A publicação da crónica “Movida Caldense” provocou uma chuva de reacções , testemunhos e opiniões sobre o papel dos refugiados judeus da Segunda Guerra Mundial no modo de viver caldense durante as décadas de 50 e 60. O que todos contestaram foi a aparente desvalorização que a crónica fazia da passagem pelas Caldas dos refugiados, no final dos anos 30 e início dos anos 40, e da sua influência no modo de vida caldense. Facto tanto mais curioso quanto esse não era o tema da crónica nem o objectivo da sua republicação, já que se pretendia caracterizar a vida cultural da altura e a perda de um certo glamour das Caldas , uma vitalidade do passado entretanto afogada num crescimento urbanístico subordinado à lógica empresarial da construção civil.
Antes de dedicar uma crónica às mensagens e testemunhos que recebi, resolvi enquadrar esta questão reproduzindo alguns excertos de dois documentos que consultei, da autoria de João Bonifácio Serra, o primeiro, e de Dulce Soure e Marina Ximenes, o segundo. JJ
João B. Serra em Apresentação da obra Judeus em Portugal durante a II Guerra de Irene Pimentel, 2006, escreve:
“A partir de Junho de 1940, Portugal foi procurado por milhares de judeus provenientes dos países europeus sob ocupação consumada ou iminente das tropas alemãs. Entre Junhode 1940 e Maio de 1941, passaram pelo País cerca de 40.000 pessoas em fuga de Hitler e do Holocausto.

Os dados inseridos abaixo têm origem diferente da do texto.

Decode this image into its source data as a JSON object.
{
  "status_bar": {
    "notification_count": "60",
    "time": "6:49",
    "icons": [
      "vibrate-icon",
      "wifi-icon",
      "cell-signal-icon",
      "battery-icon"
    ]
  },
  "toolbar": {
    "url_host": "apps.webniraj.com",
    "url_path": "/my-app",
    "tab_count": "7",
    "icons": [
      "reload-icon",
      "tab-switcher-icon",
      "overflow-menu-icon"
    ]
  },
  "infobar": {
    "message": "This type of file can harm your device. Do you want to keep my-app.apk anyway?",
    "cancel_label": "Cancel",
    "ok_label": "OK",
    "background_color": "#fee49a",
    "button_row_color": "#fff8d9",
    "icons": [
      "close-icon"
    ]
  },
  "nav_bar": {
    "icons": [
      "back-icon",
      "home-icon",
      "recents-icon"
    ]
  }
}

Não ficaram todos em Lisboa e Estoril – alguns, por exemplo, foi nas Caldas que procuraram hotel – e muitos permaneceram pouco tempo, até obterem passagem para um país de destino final, de preferência os Estados Unidos. O Estado português deixou claro que não estava disposto a aceitar a integração de judeus emigrados na sociedade portuguesa e, por isso, aos que aqui tivessem de permanecer algum tempo, até poderem sair, ficava-lhes vedado desenvolver as suas profissões. O Estado receava a perturbação nos costumes, nas mentalidades e no mercado de trabalho que a integração de judeus vindo dos países mais desenvolvidos da Europa inevitavelmente traria. E no entanto, passaram por Portugal, nestes anos, entre muita gente anónima, personalidades destacadas das ciências e das letras, da medicina, realizadores e actores de cinema, figuras políticas, historiadores, ensaístas, compositores alemães, austríacos, franceses, polacos, e de outras nacionalidades (gregos, luxemburgueses, holandeses dinamarqueses, etc.), expulsas dos seus países. As zonas de residência criadas foram: Caldas da Rainha, Ericeira, Figueira da Foz e Curia.
Socorrendo-se das memórias de Alexandre Babo, no livro recordam-se “as esplanadas da Avenida ou do Rossio”, em Lisboa, onde se viam “franceses, belgas, holandeses, judeus dos mais remotos lugares”, e em especial a pastelaria Suiça, à qual “já chamavam o “Bompernasse”, ali onde predominavam as mulheres (…) fumando em público (…). Tudo isto era um murro no estômago do provincianismo nacional. (…) Aquela gente aparentava outros hábitos, mais livres, mais naturais e abertos (…) sem olharem (elas) de soslaio os machos, sentadas nos cafés, nas cervejarias, nos passeios públicos, o que até então era apanágio exclusivo dos homes e de algumas mulheres ."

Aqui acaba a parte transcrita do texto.